Sometimes an 80 minute play can seem three hours long. And sometimes a production that runs over five hours (with a short dinner break) can seem less than 80 minutes. Yes, there are supertitles in the BAM production of Tony Kushner’s “Angels in America” directed by Ivo van Hove in Dutch, but we are all used to film subtitles. This production is a great theatrical experience, conceived by the synergy of two masters and brought to life by a powerful cast. It is as captivating as “Coast of Utopia” and more accessible.
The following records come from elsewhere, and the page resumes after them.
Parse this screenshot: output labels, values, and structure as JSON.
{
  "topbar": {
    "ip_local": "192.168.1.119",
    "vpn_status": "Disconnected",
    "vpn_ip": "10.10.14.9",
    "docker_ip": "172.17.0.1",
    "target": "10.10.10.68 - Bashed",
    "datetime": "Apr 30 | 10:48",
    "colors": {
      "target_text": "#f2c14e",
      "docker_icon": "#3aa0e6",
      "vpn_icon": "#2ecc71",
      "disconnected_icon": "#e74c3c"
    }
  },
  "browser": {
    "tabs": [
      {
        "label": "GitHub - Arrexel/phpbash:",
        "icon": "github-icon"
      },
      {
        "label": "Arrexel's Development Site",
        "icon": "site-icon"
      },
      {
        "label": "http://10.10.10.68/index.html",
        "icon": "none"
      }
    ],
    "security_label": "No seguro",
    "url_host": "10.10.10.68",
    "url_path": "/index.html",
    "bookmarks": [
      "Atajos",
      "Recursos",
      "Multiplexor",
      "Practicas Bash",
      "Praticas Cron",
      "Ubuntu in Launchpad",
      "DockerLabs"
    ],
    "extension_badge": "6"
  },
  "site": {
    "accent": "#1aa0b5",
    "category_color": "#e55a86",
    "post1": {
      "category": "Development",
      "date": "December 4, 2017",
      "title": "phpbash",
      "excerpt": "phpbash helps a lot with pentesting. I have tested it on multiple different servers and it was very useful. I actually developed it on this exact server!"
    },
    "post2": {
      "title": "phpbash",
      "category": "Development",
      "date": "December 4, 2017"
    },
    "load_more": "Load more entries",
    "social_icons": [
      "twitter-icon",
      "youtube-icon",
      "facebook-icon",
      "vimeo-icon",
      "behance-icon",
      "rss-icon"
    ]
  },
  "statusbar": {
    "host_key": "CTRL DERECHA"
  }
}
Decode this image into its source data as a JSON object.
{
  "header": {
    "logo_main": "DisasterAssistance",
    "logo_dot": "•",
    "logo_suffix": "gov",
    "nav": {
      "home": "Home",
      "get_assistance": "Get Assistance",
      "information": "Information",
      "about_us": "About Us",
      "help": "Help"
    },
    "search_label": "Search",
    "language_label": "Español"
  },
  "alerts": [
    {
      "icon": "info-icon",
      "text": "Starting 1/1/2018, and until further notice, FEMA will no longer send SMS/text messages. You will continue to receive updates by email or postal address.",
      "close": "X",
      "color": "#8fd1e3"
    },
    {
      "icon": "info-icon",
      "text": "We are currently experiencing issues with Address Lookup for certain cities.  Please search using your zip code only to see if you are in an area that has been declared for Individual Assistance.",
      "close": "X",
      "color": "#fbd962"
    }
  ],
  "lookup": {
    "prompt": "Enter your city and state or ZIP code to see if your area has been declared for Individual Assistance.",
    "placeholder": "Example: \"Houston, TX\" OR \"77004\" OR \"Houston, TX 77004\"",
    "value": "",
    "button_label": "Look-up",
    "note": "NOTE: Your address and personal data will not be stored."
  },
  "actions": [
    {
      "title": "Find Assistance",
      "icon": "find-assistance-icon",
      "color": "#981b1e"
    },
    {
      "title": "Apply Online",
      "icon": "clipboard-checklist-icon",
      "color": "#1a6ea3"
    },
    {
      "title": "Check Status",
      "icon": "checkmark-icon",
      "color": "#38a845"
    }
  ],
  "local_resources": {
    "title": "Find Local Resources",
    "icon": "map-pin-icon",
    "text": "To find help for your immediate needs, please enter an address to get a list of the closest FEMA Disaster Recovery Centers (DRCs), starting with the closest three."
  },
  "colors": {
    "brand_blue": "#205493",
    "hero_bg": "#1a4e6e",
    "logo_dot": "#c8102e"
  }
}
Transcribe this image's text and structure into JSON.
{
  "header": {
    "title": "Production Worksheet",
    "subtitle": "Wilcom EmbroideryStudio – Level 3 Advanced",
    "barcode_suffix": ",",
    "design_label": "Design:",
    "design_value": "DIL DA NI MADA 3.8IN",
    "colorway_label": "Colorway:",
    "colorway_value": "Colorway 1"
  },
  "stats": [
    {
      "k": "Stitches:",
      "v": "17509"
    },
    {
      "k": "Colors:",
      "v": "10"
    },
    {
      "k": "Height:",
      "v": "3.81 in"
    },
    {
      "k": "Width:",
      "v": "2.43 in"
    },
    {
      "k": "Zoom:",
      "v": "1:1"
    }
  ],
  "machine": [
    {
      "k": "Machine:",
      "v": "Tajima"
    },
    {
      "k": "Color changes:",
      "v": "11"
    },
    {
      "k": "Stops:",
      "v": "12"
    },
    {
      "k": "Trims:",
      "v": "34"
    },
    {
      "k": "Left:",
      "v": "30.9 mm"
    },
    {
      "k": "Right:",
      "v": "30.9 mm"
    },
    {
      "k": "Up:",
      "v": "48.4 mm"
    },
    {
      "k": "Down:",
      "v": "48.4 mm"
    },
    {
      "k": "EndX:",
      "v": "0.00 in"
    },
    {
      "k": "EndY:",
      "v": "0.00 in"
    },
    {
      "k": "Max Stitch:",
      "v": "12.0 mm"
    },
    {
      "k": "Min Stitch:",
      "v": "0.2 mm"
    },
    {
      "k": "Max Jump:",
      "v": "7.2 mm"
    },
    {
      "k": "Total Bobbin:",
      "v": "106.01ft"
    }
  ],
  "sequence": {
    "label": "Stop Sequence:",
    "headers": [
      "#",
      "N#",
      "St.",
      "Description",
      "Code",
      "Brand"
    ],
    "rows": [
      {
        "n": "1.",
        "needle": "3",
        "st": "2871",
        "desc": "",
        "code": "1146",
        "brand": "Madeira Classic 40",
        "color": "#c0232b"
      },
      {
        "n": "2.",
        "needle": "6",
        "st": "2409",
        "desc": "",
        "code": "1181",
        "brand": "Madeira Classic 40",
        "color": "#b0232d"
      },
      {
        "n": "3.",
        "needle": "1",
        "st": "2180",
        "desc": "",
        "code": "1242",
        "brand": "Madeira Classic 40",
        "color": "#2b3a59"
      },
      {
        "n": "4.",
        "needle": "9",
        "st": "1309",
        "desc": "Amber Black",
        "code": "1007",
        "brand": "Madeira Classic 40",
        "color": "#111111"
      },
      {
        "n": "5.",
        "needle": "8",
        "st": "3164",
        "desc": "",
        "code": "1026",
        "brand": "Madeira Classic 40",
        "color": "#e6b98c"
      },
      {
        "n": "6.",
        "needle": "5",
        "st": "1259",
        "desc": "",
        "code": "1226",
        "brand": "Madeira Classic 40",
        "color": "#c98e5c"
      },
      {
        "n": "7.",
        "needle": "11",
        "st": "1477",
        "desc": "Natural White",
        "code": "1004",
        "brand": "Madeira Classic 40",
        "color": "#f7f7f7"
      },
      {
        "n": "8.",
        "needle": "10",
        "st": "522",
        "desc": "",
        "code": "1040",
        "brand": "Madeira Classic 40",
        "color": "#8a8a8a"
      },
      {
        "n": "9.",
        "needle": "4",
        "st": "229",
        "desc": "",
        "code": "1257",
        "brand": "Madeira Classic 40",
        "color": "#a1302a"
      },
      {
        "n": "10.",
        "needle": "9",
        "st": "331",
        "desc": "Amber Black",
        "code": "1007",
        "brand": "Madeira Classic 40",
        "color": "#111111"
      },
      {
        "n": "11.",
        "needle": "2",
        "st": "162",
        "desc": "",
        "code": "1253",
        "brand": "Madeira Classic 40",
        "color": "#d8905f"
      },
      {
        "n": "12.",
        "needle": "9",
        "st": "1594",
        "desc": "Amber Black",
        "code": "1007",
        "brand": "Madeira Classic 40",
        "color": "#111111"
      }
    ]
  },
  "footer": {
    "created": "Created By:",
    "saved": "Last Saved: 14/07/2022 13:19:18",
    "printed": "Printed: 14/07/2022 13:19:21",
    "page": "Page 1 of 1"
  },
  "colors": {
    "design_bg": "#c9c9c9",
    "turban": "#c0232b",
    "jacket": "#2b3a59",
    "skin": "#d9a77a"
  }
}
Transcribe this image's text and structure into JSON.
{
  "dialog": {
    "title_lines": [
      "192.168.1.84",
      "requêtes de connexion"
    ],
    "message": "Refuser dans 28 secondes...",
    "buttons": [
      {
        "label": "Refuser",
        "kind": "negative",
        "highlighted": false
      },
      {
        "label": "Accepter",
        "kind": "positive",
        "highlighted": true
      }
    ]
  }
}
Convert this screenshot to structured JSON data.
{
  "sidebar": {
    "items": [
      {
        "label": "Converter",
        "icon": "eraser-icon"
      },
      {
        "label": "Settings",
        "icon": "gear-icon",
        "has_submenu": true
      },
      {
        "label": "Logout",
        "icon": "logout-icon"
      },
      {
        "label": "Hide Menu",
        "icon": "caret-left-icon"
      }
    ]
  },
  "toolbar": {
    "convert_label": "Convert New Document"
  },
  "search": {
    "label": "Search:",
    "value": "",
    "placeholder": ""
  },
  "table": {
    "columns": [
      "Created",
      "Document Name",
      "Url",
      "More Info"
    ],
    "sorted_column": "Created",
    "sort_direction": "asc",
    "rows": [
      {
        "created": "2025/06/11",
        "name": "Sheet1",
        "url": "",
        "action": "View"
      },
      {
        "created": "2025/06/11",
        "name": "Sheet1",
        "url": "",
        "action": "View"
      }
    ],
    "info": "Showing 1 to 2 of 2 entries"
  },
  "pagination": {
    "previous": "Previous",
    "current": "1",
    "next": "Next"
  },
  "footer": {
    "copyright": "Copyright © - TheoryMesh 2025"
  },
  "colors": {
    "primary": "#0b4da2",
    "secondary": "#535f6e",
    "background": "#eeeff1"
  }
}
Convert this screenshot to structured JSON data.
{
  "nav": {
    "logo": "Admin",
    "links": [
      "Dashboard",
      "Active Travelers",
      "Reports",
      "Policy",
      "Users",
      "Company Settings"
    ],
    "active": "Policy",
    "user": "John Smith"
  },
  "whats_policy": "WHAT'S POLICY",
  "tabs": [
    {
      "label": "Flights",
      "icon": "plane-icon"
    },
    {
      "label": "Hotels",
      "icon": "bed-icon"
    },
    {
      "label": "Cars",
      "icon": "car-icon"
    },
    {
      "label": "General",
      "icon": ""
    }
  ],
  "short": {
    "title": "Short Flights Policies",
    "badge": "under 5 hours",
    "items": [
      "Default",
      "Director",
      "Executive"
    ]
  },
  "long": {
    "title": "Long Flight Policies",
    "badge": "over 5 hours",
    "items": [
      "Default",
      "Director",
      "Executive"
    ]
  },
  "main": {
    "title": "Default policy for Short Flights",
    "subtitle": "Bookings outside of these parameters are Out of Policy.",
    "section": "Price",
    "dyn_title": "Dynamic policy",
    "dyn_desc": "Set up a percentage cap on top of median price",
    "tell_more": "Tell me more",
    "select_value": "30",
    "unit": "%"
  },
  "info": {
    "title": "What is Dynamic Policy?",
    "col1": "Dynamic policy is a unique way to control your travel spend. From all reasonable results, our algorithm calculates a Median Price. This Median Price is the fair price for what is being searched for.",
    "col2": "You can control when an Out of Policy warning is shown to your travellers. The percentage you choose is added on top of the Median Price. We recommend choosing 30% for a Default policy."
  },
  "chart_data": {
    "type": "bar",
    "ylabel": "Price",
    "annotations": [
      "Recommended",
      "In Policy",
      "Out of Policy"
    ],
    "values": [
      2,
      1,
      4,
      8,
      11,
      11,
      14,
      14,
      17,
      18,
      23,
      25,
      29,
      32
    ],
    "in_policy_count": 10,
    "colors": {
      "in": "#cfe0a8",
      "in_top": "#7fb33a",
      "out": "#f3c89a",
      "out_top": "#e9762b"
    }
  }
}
“Angels in America” became an overnight classic after its staging 20 years ago, and its reputation has grown. In its spectacular sweep from drag queens to the power players in 1985 America, from the Old Testament through Mormon theology, with its focus on love, loyalty, and the AIDS crisis -- it is iconic Americana. I have been told by friends that van Hove’s productions do not work for audiences unfamiliar with the plays. Maybe. But for the rest of us, his stripped down style is revelatory, always of interest, and often shocking.

Photo by Richard Termine.

In van Hove’s hands, the story of Prior Walter, suffering from AIDS and abandoned by his lover, Louis, is less the solar center of orbiting narratives than a star in the galaxy. The bookends are clearly death and revelations. The play opens with a funeral and a eulogy for a lost but difficult life style. The revelations are both cryptic disclosures from the visiting angel (Alwin Pulinckx) and inexplicable insights from the characters themselves whose imaginations are not bound by time and space. Van Hove does not bring us a literally descending angel, which was a highlight of every other production I have seen. His Roy Cohn is less a devil than an almost human villain. The realism is about people, not about the staging.

Photo by Richard Termine.

The play itself grows more powerful as the overwrought dramatics -- which I confess I love -- are removed. The large stage at the Harvey Theatre is bare except for a small table with two phonographs. The actors from the Toneelgroep Amsterdam, in everyday clothing, create their own landscapes -- the hospital scenes are particular vivid -- or float in a dream world, reminiscent of the ones created by Robert Wilson. One character interaction may be forestage while another character -- say Roy Cohn in a hospital gown and IV drip -- slowly makes his way backstage. The scenes flow into each other seamlessly, and the approach is totally engaging. The focus is always on the emotional confrontations and the slow discoveries that make the plays such a powerhouse.

Photo by Richard Termine.

The story seems to unfolds both on the stage and in the viewer’s imagination -- if not heart. The tapestry is so rich: Joe’s (Marwan Kenzari) acknowledging his needs; Harper’s (Hélène Devos) creation of new geographies and a new companion, Mr. Lies (Roeland Fernhout); Prior’s (Eelco Smits) growth into a leader; Louis’s (Fedja van Huêt) all too human failures; Ethel Rosenberg’s ghost (Marieke Heebink in a brilliant triple performance) transcending revenge and offering forgiveness to Roy Cohn (Hans Kesting), the man who spared nothing to ensure her execution for treason.

Tony Kushner’s “Angels in America” has raised the bar for contemporary playwriting. Ivo van Hove’s production revels in its elegant bones and transports us from tragedy to triumph through the acceptance of personal limitations.